Todd Jacobson
NS&D Monitor
1/24/2014
Defense Secretary Chuck Hagel has ordered a pair of reviews of the Air Force nuclear mission following the latest misstep involving the beleaguered service. Pentagon Press Secretary Rear Adm. John Kirby said nuclear commanders were being summoned to the Pentagon for a high-level meeting to analyze the “underlying leadership and management principles governing the strategic deterrence enterprise and the health of the culture” of the nuclear force, and an action plan is due within 60 days.
Separately, an independent group of experts is being tasked with conducting its own separate review of strategic deterrence enterprise as it relates to personnel, Kirby said. That review is expected to start in several weeks, Kirby said, and be completed in 90 days. “To the degree there are systemic problems in the training and professional standards of the nuclear career field, the secretary wants them solved,” Kirby said. “And to the degree leaders have failed in their duties, he wants them held to account.”
Air Force Secretary ‘Picked Up on Morale Issues’
Hagel’s decision comes amid reports that cheating among the Air Force’s nuclear ranks has been rampant for years and revelations from new Air Force Secretary Deborah Lee James that she has “picked up on morale issues” during a tour this week of Air Force ICBM bases. James and Air Force Chief of Staff Gen. Mark Welsh visited with airmen and officers this week at the Air Force’s three ICBM bases: Malmstrom Air Force Base in Montana, Minot Air Force Base in North Dakota and F.E. Warren Air Force Base in Wyoming. She told reporters at Malmstrom that she had “full confidence in the nuclear mission,” according to the Associated Press, and was attempting to get a handle on the extent of the cheating. “I certainly wish that this would not have happened, but it did happen and it’s a problem,” James said.

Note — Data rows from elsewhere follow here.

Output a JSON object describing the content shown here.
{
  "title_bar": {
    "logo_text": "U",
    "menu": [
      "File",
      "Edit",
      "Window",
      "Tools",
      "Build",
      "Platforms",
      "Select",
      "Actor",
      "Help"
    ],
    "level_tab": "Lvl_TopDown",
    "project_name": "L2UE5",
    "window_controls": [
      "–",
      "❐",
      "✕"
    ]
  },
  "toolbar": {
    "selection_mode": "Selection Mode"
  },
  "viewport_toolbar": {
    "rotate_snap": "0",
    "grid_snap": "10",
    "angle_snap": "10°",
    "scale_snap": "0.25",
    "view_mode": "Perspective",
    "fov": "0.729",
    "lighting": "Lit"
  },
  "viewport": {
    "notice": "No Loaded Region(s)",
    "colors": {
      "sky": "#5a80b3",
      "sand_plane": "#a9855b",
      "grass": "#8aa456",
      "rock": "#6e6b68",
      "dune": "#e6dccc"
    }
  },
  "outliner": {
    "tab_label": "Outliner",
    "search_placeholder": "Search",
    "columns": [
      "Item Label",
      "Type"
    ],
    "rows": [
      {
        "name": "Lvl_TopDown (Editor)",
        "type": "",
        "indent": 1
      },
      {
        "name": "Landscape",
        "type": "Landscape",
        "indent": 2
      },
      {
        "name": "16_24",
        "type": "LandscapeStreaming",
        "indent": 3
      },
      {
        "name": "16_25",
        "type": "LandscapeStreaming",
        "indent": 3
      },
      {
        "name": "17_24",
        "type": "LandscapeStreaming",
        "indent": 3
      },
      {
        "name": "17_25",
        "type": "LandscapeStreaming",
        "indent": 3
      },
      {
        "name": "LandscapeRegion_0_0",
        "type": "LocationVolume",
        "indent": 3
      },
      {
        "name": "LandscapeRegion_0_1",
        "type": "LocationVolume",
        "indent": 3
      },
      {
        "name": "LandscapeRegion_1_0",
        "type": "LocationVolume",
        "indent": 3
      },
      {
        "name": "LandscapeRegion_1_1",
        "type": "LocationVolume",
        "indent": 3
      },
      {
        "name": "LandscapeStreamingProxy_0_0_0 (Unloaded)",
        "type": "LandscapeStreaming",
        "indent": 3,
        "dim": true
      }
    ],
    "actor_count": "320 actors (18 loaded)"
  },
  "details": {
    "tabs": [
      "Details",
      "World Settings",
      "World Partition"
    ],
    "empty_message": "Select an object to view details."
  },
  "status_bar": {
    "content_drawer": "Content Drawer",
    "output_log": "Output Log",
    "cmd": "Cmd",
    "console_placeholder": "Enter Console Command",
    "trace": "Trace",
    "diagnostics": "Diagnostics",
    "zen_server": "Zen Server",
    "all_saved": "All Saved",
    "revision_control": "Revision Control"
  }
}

James and Welsh revealed last week that 34 airmen tasked with watching over the nation’s ICBM fleet had been accused of cheating on a proficiency exam and had been stripped over their security clearances and decertified to work with nuclear weapons pending an investigation. The cheating occurred in August and September, but it was uncovered only through a separate investigation into illegal drug use among airmen, including a pair of officers at Minot Air Force Base and one at F.E. Warren Air Force Base. The cheating was discovered through text messages, and was isolated to Malmstrom Air Force Base, James and Welsh said last week. Seventeen of the officers actively cheated on the test, which assesses the knowledge to perform standard operational duties, and 17 others knew about it but did not report it, they said. The Air Force has not elaborated on how the cheating took place.
The incident represents the latest black eye for the Air Force’s nuclear mission. Several ICBM units failed examinations last year, and in December it was revealed that Maj. Gen. Michael Carey, the commander of the ICBM force, had been removed from his position after a drunken escapade in Russia. Like James, Kirby said Hagel believes the nuclear mission has not been compromised, but he acknowledged there were problems. “We’re confident in the security of the nuclear arsenal of this country,” Kirby said. “That said, clearly we’ve got some issues here.”
Has Cheating Been Rampant?
Since the cheating scandal was revealed last week, several former missileers have suggested that cheating has been rampant for decades. Bruce Blair, a former Air Force officer and the co-founder of the nuclear abolition group Global Zero, said cheating was commonplace during his time as a missileer in the late 1970s. “The sticks are so severe, the punishment for imperfection so great, that it encourages crew members to work together to ensure no one fails,” he told the New York Times.
Brian Weeden, who was stationed at Malmstrom from 2001 to 2004, told the Los Angeles Times that officials overseeing tests would often provide subtle guidance to help airmen with difficult questions. “I know a couple of commanders—and I did this a couple of times—who said before their deputy’s test was turned in, ‘Let me see it,’ and told them go back and look at a question” Weeden said. He said outright cheating was “much more rare.”
However, 20th Air Force Commander Maj. Gen. Jack Weinstein, who oversees the Air Force’s entire ICBM fleet, told the Los Angeles Times that he never noticed cheating during his time as a missileer. “I’m not saying that people did not complete a test and then tell others, be careful of this question or that question,” Weinstein said. “But to the extent of full answer sheets being passed around, I’ve never seen that before.”